Vikunja API
The Todo-app to organize your life.
Features
- Create TODO lists with tasks
- Reminder for tasks
- Namespaces: A "group" which bundels multiple lists
- Share lists and namespaces with teams and users with granular permissions
Try it under try.vikunja.io!
Roadmap
I know, it's still a long way to go. I'm currently working on a lot of "basic" features, the exiting things will come later. Don't worry, they'll come.
- Prioritize tasks
- Subtasks
- Repeating tasks
- Get tasks via caldav
- Get all your tasks for an interval (day/month/period)
- Labels for tasks
- Assign users to tasks
- Attachments on tasks
- More sharing features
- Share with individual users
- Share via a world-readable link with or without password, like Nextcloud
- Read-only websocket to notify multiple clients of updates when something was changed
- "Smart Lists" - Create lists based on filters
- IMAP-Integration - Send an email to Vikunja to create a new task
- Webhooks - Trigger other events when an action is done (like completing a task)
- Performace statistics - Get an overview and beautiful charts about what you got done this month
- Activity feeds - Get a quick overview about who did what
- Bulk-edit multiple tasks at once
- Team-efforts - Requiring a task to be marked as done by multiple members until it's done
- Global limits for namespaces/lists/tasks
- Disable registration, making an instance "invite-only"
See Featurecreep.md for even more! (mostly ideas, for now)
- Mobile apps (seperate repo) In Progress
- Webapp (seperate repo) In Progress
Development
We use go modules to vendor libraries for Vikunja, so you'll need at least go 1.11
.
To contribute to Vikunja, fork the project and work on the master branch.
Some internal packages are referenced using their respective package URL. This can become problematic. To “trick” the Go tool into thinking this is a clone from the official repository, download the source code into $GOPATH/code.vikunja.io/api
. Fork the Vikunja repository, it should then be possible to switch the source directory on the command line.
cd $GOPATH/src/code.vikunja.io/api
To be able to create pull requests, the forked repository should be added as a remote to the Vikunja sources, otherwise changes can’t be pushed.

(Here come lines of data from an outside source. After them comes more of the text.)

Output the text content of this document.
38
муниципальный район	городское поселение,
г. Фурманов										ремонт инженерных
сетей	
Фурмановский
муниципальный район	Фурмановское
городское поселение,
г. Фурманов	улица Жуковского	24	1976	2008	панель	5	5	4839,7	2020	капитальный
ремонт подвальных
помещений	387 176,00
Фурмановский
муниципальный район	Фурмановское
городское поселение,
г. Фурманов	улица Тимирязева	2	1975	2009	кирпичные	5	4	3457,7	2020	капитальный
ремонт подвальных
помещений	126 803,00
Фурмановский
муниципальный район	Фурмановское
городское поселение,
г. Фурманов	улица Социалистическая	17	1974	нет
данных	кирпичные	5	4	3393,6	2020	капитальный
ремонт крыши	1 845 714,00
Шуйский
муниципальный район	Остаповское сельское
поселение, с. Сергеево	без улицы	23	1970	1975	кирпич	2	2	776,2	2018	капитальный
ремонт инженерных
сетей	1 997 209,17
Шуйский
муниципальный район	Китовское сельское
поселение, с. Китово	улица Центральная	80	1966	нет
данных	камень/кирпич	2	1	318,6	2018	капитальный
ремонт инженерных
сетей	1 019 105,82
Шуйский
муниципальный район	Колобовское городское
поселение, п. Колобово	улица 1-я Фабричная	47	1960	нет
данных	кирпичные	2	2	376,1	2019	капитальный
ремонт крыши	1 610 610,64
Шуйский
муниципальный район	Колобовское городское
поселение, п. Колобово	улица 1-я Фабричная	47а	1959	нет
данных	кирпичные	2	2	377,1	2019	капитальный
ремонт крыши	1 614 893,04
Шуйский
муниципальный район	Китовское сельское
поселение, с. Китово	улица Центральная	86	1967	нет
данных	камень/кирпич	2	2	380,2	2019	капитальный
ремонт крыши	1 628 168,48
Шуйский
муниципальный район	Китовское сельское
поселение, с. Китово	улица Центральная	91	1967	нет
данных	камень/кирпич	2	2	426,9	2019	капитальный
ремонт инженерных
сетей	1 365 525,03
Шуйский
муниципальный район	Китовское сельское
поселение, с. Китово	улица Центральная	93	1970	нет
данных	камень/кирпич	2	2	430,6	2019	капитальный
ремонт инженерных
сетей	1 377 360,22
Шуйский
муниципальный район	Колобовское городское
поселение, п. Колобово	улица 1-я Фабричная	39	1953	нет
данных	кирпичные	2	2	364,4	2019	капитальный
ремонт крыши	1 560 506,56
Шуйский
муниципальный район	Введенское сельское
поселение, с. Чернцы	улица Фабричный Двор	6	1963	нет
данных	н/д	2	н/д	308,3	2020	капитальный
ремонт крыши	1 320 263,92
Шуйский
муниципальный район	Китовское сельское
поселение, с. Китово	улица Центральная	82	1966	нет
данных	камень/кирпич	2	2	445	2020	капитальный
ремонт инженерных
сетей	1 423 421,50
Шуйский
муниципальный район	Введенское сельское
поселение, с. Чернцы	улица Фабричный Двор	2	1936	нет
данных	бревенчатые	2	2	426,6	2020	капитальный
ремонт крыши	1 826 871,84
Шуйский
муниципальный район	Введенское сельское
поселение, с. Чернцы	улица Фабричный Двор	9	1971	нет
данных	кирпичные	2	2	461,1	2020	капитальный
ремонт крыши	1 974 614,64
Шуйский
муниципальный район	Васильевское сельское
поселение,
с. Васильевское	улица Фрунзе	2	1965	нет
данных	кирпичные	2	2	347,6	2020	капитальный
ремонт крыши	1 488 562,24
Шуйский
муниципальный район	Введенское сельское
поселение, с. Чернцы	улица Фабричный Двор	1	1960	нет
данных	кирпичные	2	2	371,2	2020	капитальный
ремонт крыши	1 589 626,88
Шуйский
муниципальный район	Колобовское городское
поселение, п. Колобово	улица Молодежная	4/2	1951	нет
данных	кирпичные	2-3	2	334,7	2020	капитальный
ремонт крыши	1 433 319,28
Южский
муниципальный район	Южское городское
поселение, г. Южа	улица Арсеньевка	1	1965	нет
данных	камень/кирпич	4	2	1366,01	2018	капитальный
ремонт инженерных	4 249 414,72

git remote rename origin upstream
git remote add origin git@git.kolaente.de:<USERNAME>/api.git
git fetch --all --prune
This should provide a working development environment for Vikunja. Take a look at the Makefile to get an overview about the available tasks. The most common tasks should be make test
which will start our test environment and make build
which will build a vikunja binary into the working directory. Writing test cases is not mandatory to contribute, but it is highly encouraged and helps developers sleep at night.
That’s it! You are ready to hack on Vikunja. Test changes, push them to the repository, and open a pull request.